Arguing for the necessity to re-think human resource management (HRM), as human resources are becoming scarce, HRM practices themselves can be even harmful for employees, and the mainstream HRM is more interested not in the employee well-being, but in the search for the link between HRM and performance, the paper introduces sustainable HRM as an alternative approach to people management. Sustainable HRM is seen as a design option, which allows one to maintain, renew and restore human resources. Although previous works have broadened the understanding of the meaning given to sustainable HRM and its core characteristics, research into how sustainable HRM translates into practice is still lacking.

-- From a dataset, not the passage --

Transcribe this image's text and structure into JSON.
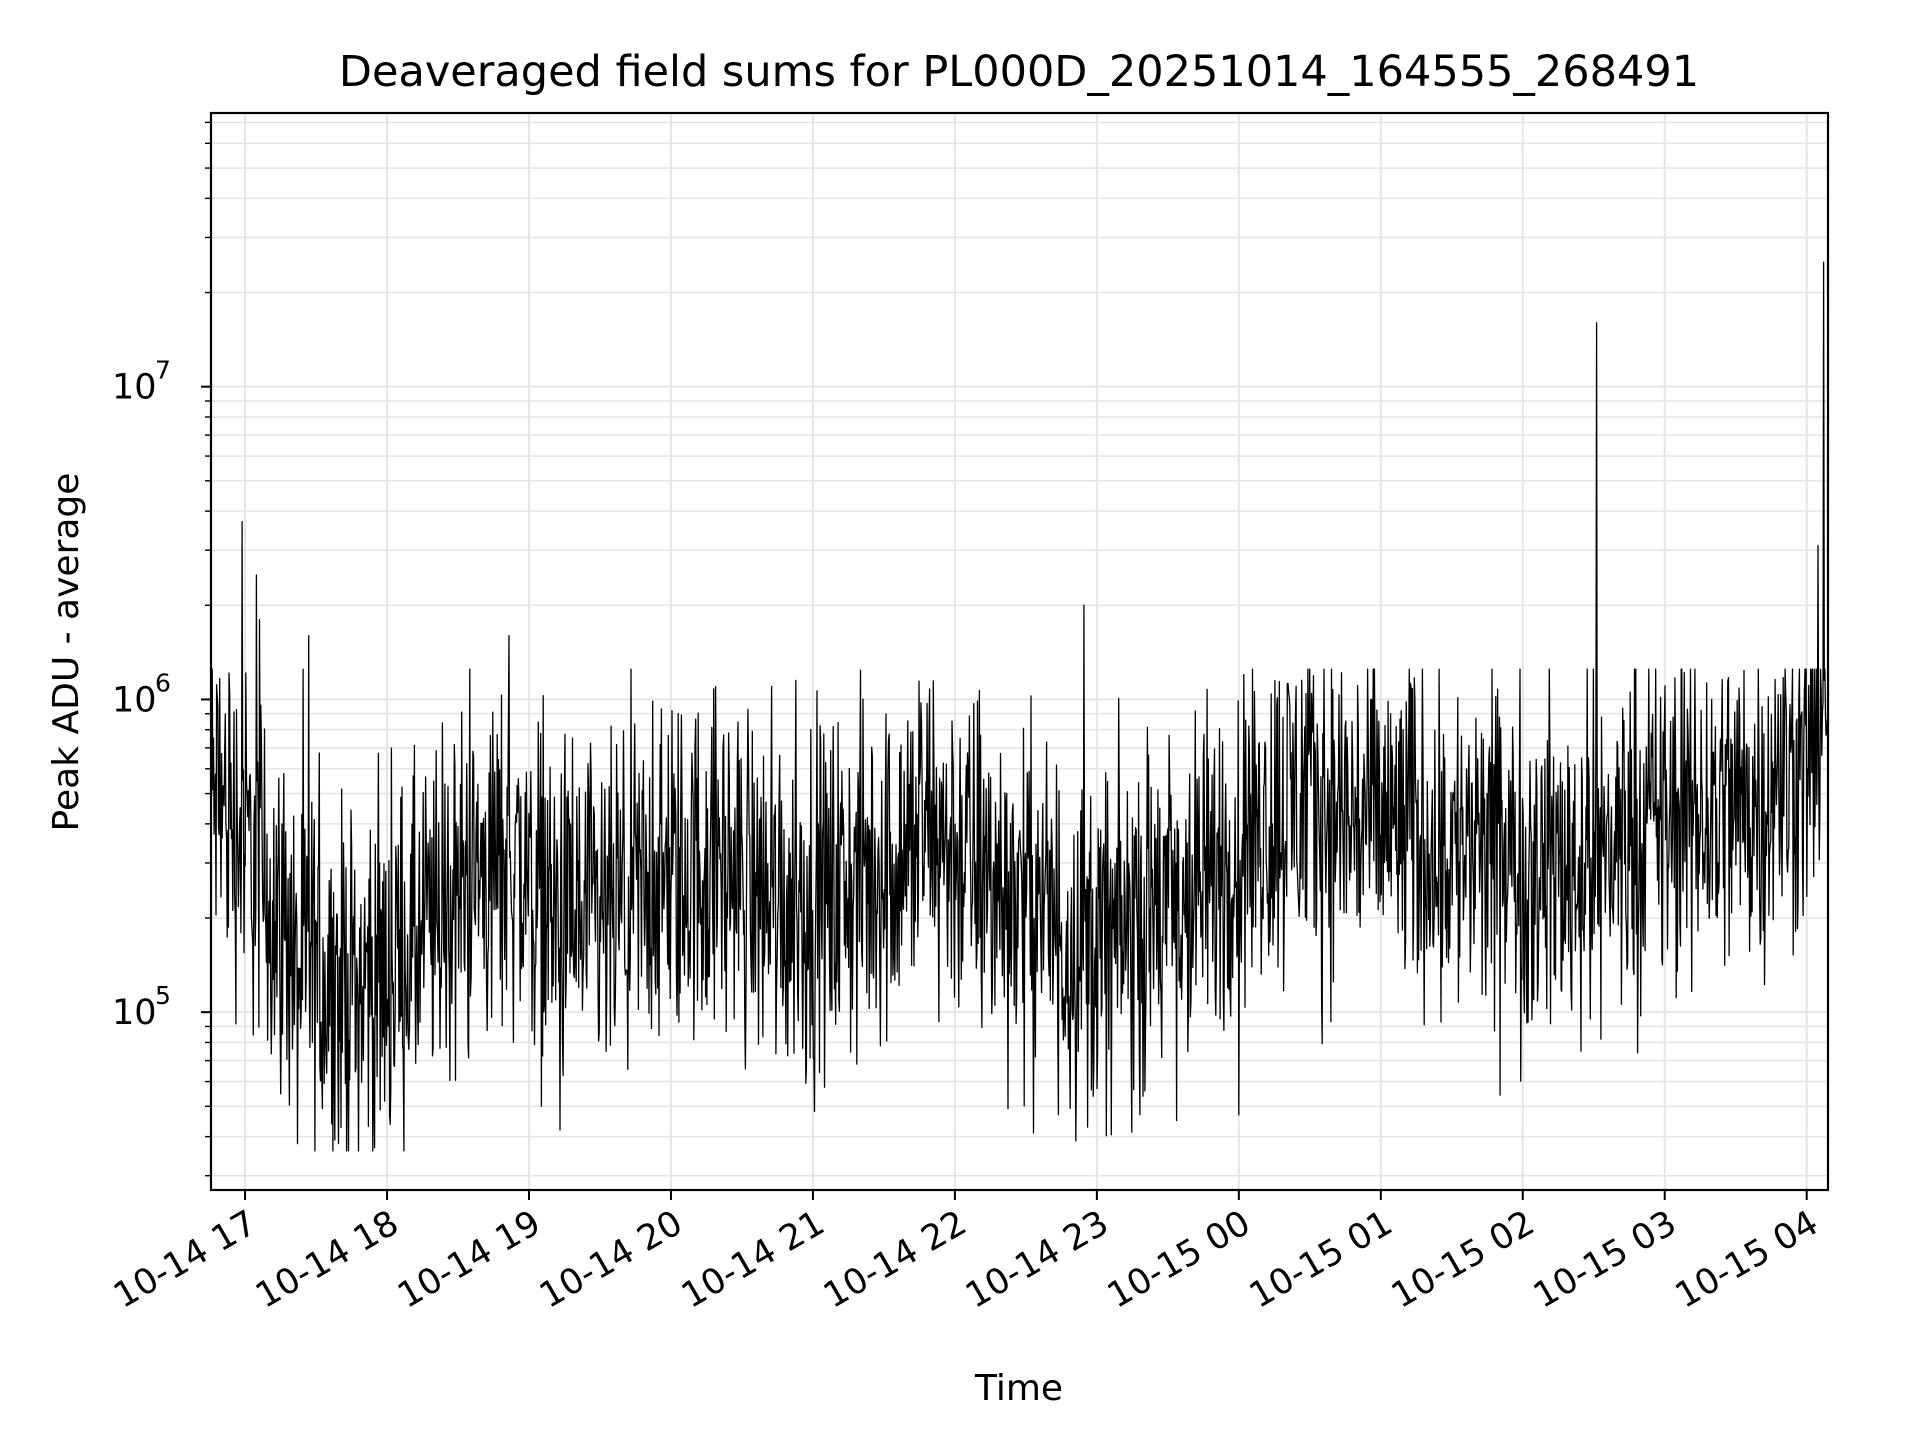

Thus, the purpose of the paper is to reveal the practices through which 11 characteristics of sustainable HRM are expressed in real people management in organizations. In doing this, qualitative data were collected from Lithuanian organizations using semi-structured interviews with 19 human resource (HR) managers. The research indicated a variety of applied practices, which differ by maturity. Care of employees, profitability, external partnership, fairness and equality, and employee development were revealed as the characteristics of sustainable HRM most explicitly expressed through HRM practices. Nonetheless, the organizations need more heterogeneous HRM activities, which simultaneously consider the economy, environment, society, and human aspects.